If asset prices have lost sight of the real economy, it’s probably better to remind them sooner rather than later.
“If you’re trying to stabilize markets and if you’re worried about extreme macro risks, then QE works quite well,” said PIMCO’s fixed income chief investment officer Andrew Balls. But “if you’re trying to fine tune growth and inflation outcomes then the evidence is that QE is a pretty blunt instrument.”
Even European Central Bank chief Mario Draghi, who came late to full-blown QE policies this year, acknowledged last week that a volatile surge in what had been near-zero 10-year German government bond yields was something investors just needed to get used to — signalling that even ongoing ECB QE would not simply underwrite bonds at their peaks.

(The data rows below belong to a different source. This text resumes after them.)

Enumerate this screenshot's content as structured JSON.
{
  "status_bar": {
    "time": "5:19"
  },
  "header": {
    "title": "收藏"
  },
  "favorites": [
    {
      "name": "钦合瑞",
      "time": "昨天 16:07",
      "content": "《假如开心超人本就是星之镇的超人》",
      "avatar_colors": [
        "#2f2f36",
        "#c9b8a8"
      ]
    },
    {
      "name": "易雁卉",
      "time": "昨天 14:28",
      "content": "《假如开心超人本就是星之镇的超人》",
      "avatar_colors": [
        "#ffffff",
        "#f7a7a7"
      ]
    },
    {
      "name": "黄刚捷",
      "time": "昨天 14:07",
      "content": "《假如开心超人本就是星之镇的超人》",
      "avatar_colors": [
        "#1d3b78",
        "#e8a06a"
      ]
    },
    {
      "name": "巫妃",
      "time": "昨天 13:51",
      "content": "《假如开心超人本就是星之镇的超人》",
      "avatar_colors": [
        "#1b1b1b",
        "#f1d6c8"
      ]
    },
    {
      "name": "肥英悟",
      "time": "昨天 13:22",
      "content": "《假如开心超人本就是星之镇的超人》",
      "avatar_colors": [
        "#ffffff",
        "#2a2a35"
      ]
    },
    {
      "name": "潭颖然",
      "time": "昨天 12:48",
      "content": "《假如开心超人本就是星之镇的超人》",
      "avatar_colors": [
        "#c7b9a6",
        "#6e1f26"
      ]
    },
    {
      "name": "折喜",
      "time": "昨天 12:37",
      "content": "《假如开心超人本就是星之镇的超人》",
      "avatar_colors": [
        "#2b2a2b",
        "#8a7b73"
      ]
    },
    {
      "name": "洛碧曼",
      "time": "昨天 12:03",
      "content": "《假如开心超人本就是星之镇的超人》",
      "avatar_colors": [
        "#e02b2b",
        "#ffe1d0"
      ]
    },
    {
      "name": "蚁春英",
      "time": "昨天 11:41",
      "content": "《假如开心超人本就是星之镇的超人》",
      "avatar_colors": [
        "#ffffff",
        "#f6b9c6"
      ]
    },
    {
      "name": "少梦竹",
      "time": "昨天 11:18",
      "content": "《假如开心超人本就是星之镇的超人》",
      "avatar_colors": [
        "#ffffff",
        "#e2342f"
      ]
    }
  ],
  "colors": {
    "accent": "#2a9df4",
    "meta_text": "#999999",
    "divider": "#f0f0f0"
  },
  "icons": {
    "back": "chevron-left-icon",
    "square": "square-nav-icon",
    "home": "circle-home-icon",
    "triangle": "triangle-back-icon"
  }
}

But it’s the unease about how zero rates and QE have aggravated rising wealth gaps that have caused most public debate and heaped on political pressure for a reversal.
Many fear that while easy money supported workers initially by stabilizing and boosting employment, the outsize and persistent lift to stock, bond and real estate prices — owned mainly by the richest — has exaggerated an already extreme wealth skew, especially at a time of public spending cutbacks.
What’s more, Nobel laureate Joseph Stiglitz latest work on rising inequality said QE supercharged the wealth of the elite as they tend to hold more equity and property than middle classes, whose savings are mainly in pension-related fixed income and bonds that were shorn of returns and yield by QE.
Since 2012, for example, total returns on stocks have risen 50 percent while bonds are flat. And surveys of millionaire investors, including one by Morgan Stanley this year, show they hold about a half to two-thirds in equities, real estate or alternatives and less than 30 percent in cash and bonds.
On the other hand, Philadelphia Federal Reserve researchers stress the many offsetting effects of monetary policy in redistributing wealth and claim these often balance out.
For example, they looked at how as QE boosted inflation it might hit older, richer Americans by hitting real bond returns but benefit young, indebted middle classes. On the other hand, the poorest families tend to rely heaviest on cash and rising inflation taxes that over time.
The financial asset picture looks starker. It showed how the richest 1 percent of the population, who hold a third of total U.S. wealth, earn two-thirds of their income from capital investments and business interests — largely equity and property that have been boosted so much by low interest rates.
For the bottom 80 percent of the population, on the other hand, wages are more than three quarters of their income.
But again Philadelphia Fed economist Makoto Nakajima stops short of automatic conclusions, citing studies showing higher interest rates could also boost inequality by lifting investment income of the top 10 percent while arguably slowing the economy and damaging employment and wages.
Defending the QE he presided over, former Fed chairman Ben Bernanke last week insisted the case for saying QE skewed inequality was not clear cut and the real problem was that too much was expected of central bankers.
“If fiscal policymakers took more of the responsibility for promoting economic recovery and job creation, monetary policy could be less aggressive,” wrote Bernanke, a Brookings Fellow.